“That they might have joy” column by Jacki Wood
I killed our cat.
It was an accident. I promise.
It’s true that in the past I have hated cats, and I suppose I still do, to some extent. And it’s not just cats. I have always had a general dislike for most animals.
But killing Cucha wasn’t on purpose. Honest. And in the last two years since that horrific incident, my feelings have changed. Drastically.
Case in point: as I was driving home last week, I popped up over a hill and came upon a mama rabbit and her baby bunny right in the middle of my lane. I braked, but it was too late. I hit the mother. And a moment later I had tears rushing down my cheeks, wondering what that tiny baby bunny was going to do now, thinking about poor Bambi and that voice saying “Your mother can’t be with you any more.”
A few years ago, it wouldn’t have phased me in the least. I would’ve thought, Circle of Life, and gone about my way.
But not now. The real beginning of this story, however, actually began during my childhood, when my mom wouldn’t let us have any pets. Not even a goldfish.
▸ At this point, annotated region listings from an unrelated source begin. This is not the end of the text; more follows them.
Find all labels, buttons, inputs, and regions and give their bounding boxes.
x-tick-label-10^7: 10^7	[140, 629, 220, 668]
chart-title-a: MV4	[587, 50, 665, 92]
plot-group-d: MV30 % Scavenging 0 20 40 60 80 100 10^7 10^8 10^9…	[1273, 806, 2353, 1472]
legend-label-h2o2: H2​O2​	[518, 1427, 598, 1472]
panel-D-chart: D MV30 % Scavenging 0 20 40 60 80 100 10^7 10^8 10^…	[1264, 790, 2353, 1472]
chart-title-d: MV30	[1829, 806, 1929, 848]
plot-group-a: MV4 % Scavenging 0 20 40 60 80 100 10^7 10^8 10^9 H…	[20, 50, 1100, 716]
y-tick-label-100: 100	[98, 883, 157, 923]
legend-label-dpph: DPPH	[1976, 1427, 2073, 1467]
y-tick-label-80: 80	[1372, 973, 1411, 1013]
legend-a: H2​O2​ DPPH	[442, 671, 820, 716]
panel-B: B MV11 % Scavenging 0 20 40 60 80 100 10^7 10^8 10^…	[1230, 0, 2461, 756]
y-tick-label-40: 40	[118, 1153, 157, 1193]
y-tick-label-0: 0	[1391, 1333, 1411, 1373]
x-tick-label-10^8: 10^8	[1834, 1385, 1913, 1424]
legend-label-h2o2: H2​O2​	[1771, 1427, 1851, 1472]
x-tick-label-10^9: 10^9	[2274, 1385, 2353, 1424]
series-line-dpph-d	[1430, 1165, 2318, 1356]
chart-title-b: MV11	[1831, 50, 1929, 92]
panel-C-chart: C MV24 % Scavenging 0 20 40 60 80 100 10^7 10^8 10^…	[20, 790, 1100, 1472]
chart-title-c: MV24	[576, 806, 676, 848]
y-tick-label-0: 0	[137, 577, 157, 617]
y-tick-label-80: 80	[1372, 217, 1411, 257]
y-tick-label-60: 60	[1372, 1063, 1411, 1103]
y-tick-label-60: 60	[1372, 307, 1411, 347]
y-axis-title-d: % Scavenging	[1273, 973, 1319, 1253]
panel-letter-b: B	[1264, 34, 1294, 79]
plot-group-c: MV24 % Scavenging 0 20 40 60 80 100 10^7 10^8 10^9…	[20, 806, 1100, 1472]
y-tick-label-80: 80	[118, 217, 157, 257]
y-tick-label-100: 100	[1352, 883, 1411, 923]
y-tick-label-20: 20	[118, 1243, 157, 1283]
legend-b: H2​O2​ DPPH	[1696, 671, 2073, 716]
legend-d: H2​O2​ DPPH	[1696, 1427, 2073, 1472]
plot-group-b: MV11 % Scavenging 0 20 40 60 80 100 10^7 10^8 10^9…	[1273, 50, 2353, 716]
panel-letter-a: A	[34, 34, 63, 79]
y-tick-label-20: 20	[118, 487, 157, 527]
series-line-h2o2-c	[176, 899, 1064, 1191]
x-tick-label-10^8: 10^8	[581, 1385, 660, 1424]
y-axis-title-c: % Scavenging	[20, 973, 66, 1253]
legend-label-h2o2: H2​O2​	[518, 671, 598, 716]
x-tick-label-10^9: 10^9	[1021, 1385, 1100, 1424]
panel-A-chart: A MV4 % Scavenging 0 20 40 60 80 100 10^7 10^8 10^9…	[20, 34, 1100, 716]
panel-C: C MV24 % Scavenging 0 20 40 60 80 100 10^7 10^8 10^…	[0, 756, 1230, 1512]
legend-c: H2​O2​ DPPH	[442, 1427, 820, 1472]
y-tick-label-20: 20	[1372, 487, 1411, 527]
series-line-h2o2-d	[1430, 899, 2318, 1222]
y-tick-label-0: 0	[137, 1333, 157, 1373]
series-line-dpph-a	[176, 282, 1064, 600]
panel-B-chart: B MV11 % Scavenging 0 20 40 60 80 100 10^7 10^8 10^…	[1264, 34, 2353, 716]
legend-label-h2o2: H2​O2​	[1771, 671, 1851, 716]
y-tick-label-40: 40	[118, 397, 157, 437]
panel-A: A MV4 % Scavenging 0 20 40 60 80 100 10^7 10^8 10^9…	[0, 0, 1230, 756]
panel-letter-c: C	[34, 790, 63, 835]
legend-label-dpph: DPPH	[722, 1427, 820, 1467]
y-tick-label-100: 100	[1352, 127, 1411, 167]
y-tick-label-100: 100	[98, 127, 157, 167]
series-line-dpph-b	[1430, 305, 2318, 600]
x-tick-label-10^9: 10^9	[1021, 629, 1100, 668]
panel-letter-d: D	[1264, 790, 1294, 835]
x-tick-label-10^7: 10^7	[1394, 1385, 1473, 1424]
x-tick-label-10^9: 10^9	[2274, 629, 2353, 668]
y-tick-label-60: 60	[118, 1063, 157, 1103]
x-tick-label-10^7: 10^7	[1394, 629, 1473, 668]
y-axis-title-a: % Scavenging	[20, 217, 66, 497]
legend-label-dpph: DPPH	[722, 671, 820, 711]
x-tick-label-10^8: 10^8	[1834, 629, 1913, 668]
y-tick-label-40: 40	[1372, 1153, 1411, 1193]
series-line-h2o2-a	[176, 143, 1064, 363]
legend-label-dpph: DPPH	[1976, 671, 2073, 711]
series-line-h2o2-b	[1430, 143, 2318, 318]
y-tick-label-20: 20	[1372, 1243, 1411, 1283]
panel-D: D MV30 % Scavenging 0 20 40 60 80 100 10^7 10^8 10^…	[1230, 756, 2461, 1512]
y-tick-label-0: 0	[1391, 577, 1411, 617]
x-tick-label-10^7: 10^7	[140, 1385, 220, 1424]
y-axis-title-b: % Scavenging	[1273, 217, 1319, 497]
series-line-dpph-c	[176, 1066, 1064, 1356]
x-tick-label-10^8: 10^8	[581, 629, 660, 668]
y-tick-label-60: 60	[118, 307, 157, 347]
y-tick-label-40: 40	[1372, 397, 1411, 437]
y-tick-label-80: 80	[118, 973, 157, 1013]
She grew up on a farm, surrounded by animals, so I didn’t understand. But I guess I really didn’t care, either, because at a very young age I was terrified of them, especially dogs. I have a vague memory of an incident where one jumped up on me, knocked me over and licked my face.
As for cats, my intense dislike for them has always been because of two reasons. The smell. And the hair. It’s that OCD part of me.
So when the Wood family moved out into the country in 2007 and discussion about pets was held among its members, I began to get a real uneasy feeling growing deep inside me.
The clan had valid reasons. A cat could take care of the mice (which I hate even more than cats but not quite as much as opossums — but that’s a whole other story) and a dog would help protect the home. Still, I wasn’t ready to jump on their bandwagon.
But, one day, unbeknownst to me, they brought home a dog, one that some friends had given to them for free.
And so we welcomed Nishnabotna (Nishna for short, named after the river because I like how it sounds) into our family. And I became a pet owner. An outdoor pet owner.
Nishna started making his personality known right away. Tearing up this and chewing on that. He did it all so playfully, though, and his big dark eyes always got the better of me.
He destroyed the screen on our back porch, ripping it to shreds. He also demolished numerous shoes, one of Hunter’s jackets, a baseball glove, a couple of packages left by the UPS guy, his water and food bowls and a CD case and the CDs inside. He’s gnawed on our backyard swing, the boards on the porch and door, scattered trash mistakenly left out and dug up numerous holes in our yard trying to get at various critters… Just being a typical playful little puppy.
Through it all, though, I found myself still loving him more than I ever thought I would or could. And he and I have a unique relationship. I generally don’t touch him or pet him, although I can’t say that I haven’t ever. I know, that sounds really weird, but remember, OCD. I love to play fetch with him, with frisbees and tennis balls. And I also love to crouch down at our patio door, look through the glass at him and talk to him. He sometimes licks the window, which I believe is his way of showing me he understands how much I care about him.
And then there’s Cucha, the cat I killed.
About a month after Larry and the kids brought Nishna home, they surprised me with another pet.
I wasn’t nearly as happy with this pet. After all, it was a cat and I hate cats. They stink, they shed hair, they hiss, they scratch, they get under your feet, and they are, well, catty. Like girls in junior high. Ugh!
Now I’ll admit that Cucha (which is Chilean slang for cat) was tiny and cute, with her black coat and white paws. She and Nishna, who was a still a puppy back then, were playful together, although sometimes I felt he was too rough with her and I was afraid he might get a little too excited and accidentally kill her.
But in the end, I did that.
It had been just a couple of months since she had joined our family. I was outside, getting something out of the car, and Nishna started jumping inside. So while I was trying to get him down with my left hand, I slammed the door shut with my right. And as soon as I let go of the door, I saw a black and white streak out of the corner of my eye heading into the car.
I tried to catch the door. But it was too late.
Curiosity — with a little help from me — killed our cat.
We eventually got another kitten from the same mother, but I mourned her for a long time.
It’s a little difficult for me to admit that our pets have changed me, but they have. I find myself always looking carefully before slamming car doors shut and I’m trying to slow down when I pop up over hills on country roads.
But it’s even more than that.
Anatole France once said, “Until one has loved an animal, a part of one’s soul remains unawakened.”
I feel like I’ve finally started to awaken.